Athleticism did not come naturally to me and when the other boys grew bulky and strong of arm I remained slight and short. My brother Kulot was as fine a physical specimen as the Benshira could produce, though his face was scrunched, his eyes beady and his wits slow he was strong of arm, quick of foot and he learned to ride better and younger than anyone else in my family. We were both shades of different people, he was devoted and unquestioning in his faith of Yahal when I had little time for the religious sermons. He won all of the races and wrestling contests asI sharpened my wits and tongue. We were a close pair, together we were unstoppable. But time saw us drift apart, our interests diverged and as my brother was groomed to lead the family after our father I was left with less and less to do aside from indulge my hobbies. As the years slowly moved on I allowed myself to drift further and further from the Rapa and their teachings, my family ignored my wayward lifestyle or at least pretended not to notice. Prayers became less about a communion with Yahal for me and became more about paying lip-service for the sake of appearances, when I was older and alone I eventually stopped praying entirely. Instead my mind became occupied with other things and deeper curiosities than the Rapa would have liked.

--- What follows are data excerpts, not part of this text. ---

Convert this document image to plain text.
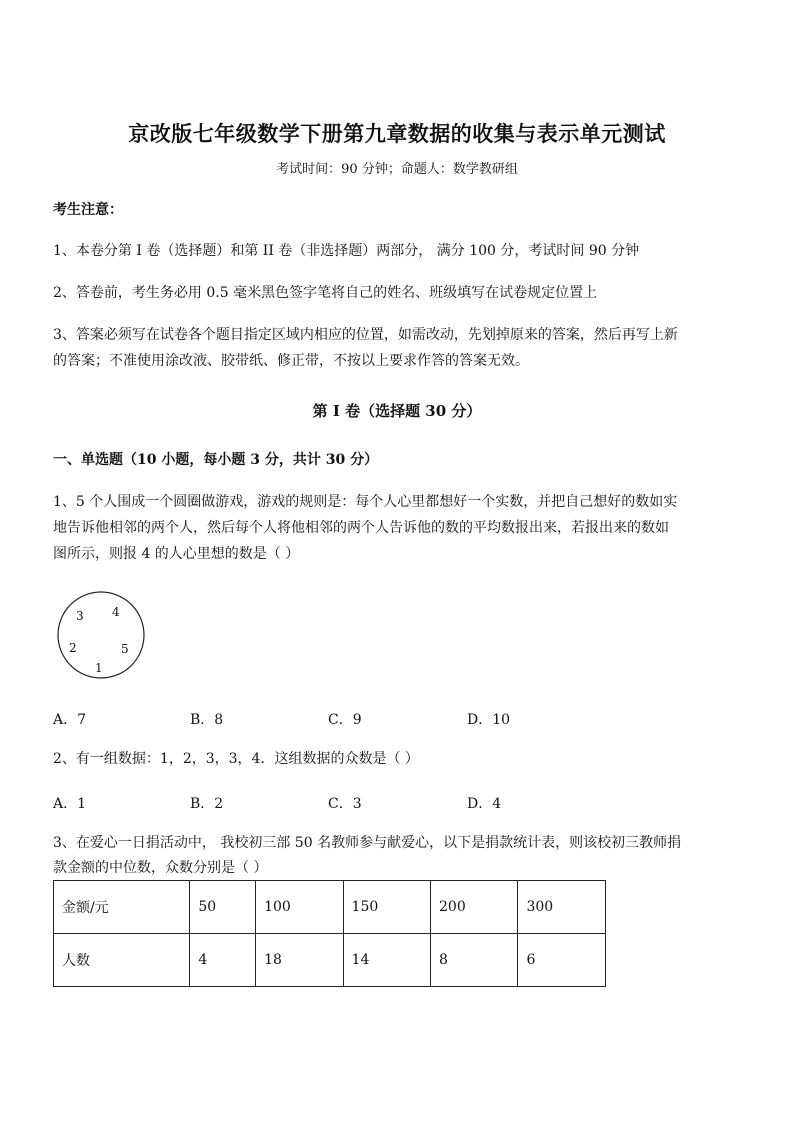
京改版七年级数学下册第九章数据的收集与表示单元测试
考试时间：90 分钟；命题人：数学教研组
考生注意：
1、本卷分第 I 卷（选择题）和第 II 卷（非选择题）两部分， 满分 100 分，考试时间 90 分钟
2、答卷前，考生务必用 0.5 毫米黑色签字笔将自己的姓名、班级填写在试卷规定位置上
3、答案必须写在试卷各个题目指定区域内相应的位置，如需改动，先划掉原来的答案，然后再写上新
的答案；不准使用涂改液、胶带纸、修正带，不按以上要求作答的答案无效。
第 I 卷（选择题 30 分）
一、单选题（10 小题，每小题 3 分，共计 30 分）
1、5 个人围成一个圆圈做游戏，游戏的规则是：每个人心里都想好一个实数，并把自己想好的数如实
地告诉他相邻的两个人，然后每个人将他相邻的两个人告诉他的数的平均数报出来，若报出来的数如
图所示，则报 4 的人心里想的数是（ ）
3 4
2	5
1
A．7	B．8	C．9	D．10
2、有一组数据：1，2，3，3，4．这组数据的众数是（ ）
A．1	B．2	C．3	D．4
3、在爱心一日捐活动中， 我校初三部 50 名教师参与献爱心，以下是捐款统计表，则该校初三教师捐
款金额的中位数，众数分别是（ ）
金额/元	50	100	150	200	300
人数	4	18	14	8	6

But my greatest preoccupation was with a girl by the name of Nefra, from the tents of Kresh, of the sons of Basalom. Nefra was everything I had ever wanted, her laugh was water to my soul and her wit was stone upon which I was whet. Her ice-blue eyes saw deeper into me than any gaze ever had, she danced with a skill that surpassed imagining and her beauty overthrew my every notion of what the word meant. Though I saw her only for a short time each year we were close to one another, we would walk across the dunes and I would read to her beside the oasis. I tell you now that I could never do her true self justice with mere words. The woman in your minds is but a pale imitation of the real thing. I could never in truth bring the woman from my memory onto page, not if I had a thousand lifetimes with which to write of her. Know that she was my match, the part of my soul that I did not know I was missing. The only child of the Benshira I have ever met who loved my books more than I.

More than anything else in those pages she loved tales of heroism and epic love. My fondest memories are of us together and the time we shared beside cool waters, reading together. But there was another who was with us in those halcyon days. Kulot, my brother was there as often as it was just Nefra and I.

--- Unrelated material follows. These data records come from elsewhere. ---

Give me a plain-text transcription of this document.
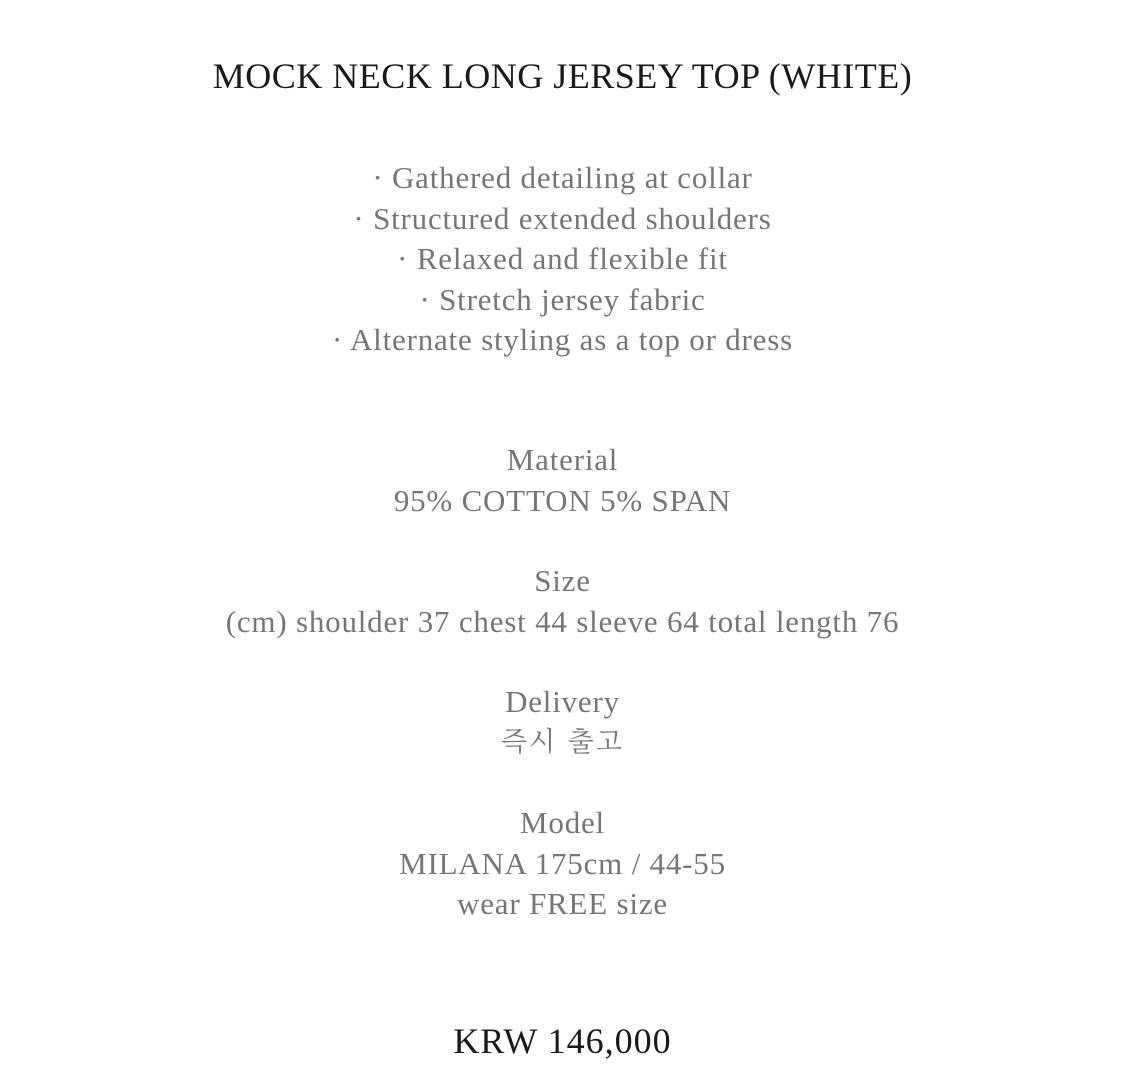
MOCK NECK LONG JERSEY TOP (WHITE)
· Gathered detailing at collar
· Structured extended shoulders
· Relaxed and flexible fit
· Stretch jersey fabric
· Alternate styling as a top or dress
Material
95% COTTON 5% SPAN
Size
(cm) shoulder 37 chest 44 sleeve 64 total length 76
Delivery
즉시 출고
Model
MILANA 175cm / 44-55
wear FREE size

KRW 146,000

I remember other girls whispering and blushing when they saw me, I remember some of the bolder ones making promises that would have seen them beaten had their families known what fruits they offered me. But never she, never my beloved Nefra. Her loving whispers were only for Kulot and his eyes never once strayed from hers. We were a match of perfect quality, our children would have been lovely enough to make the harsh dessert sun weep tears of joy... But this would not be our fate, Nefra loved my brother Kulot best and he returned her affection a thousand fold. No matter what ploy I would try to win her heart for my own Kulot need only smile in her direction and she would melt with joy.
A marriage of love is not a common thing among the Benshira, but my father Surkesh and her father Kresh could see the joy that they shared together. Eventually when I was fifteen our two families arranged for Nefra to be promised to Kulot and for them to be wed when they became adults under tribal law. This was the first true rift between myself and the rest of my family, I railed against my father’s choice and I hated my brother. The night when the marriage promise was announced was the first and only time my brother and I ever came to physical confrontation. In drunken pain I lashed out at him and struck him across the brow... He beat me as though I were still a child and compounded my shame when he forgave my outburst and offered me the honor of being his second for the wedding, I refused and left my father’s tent in seething hurt.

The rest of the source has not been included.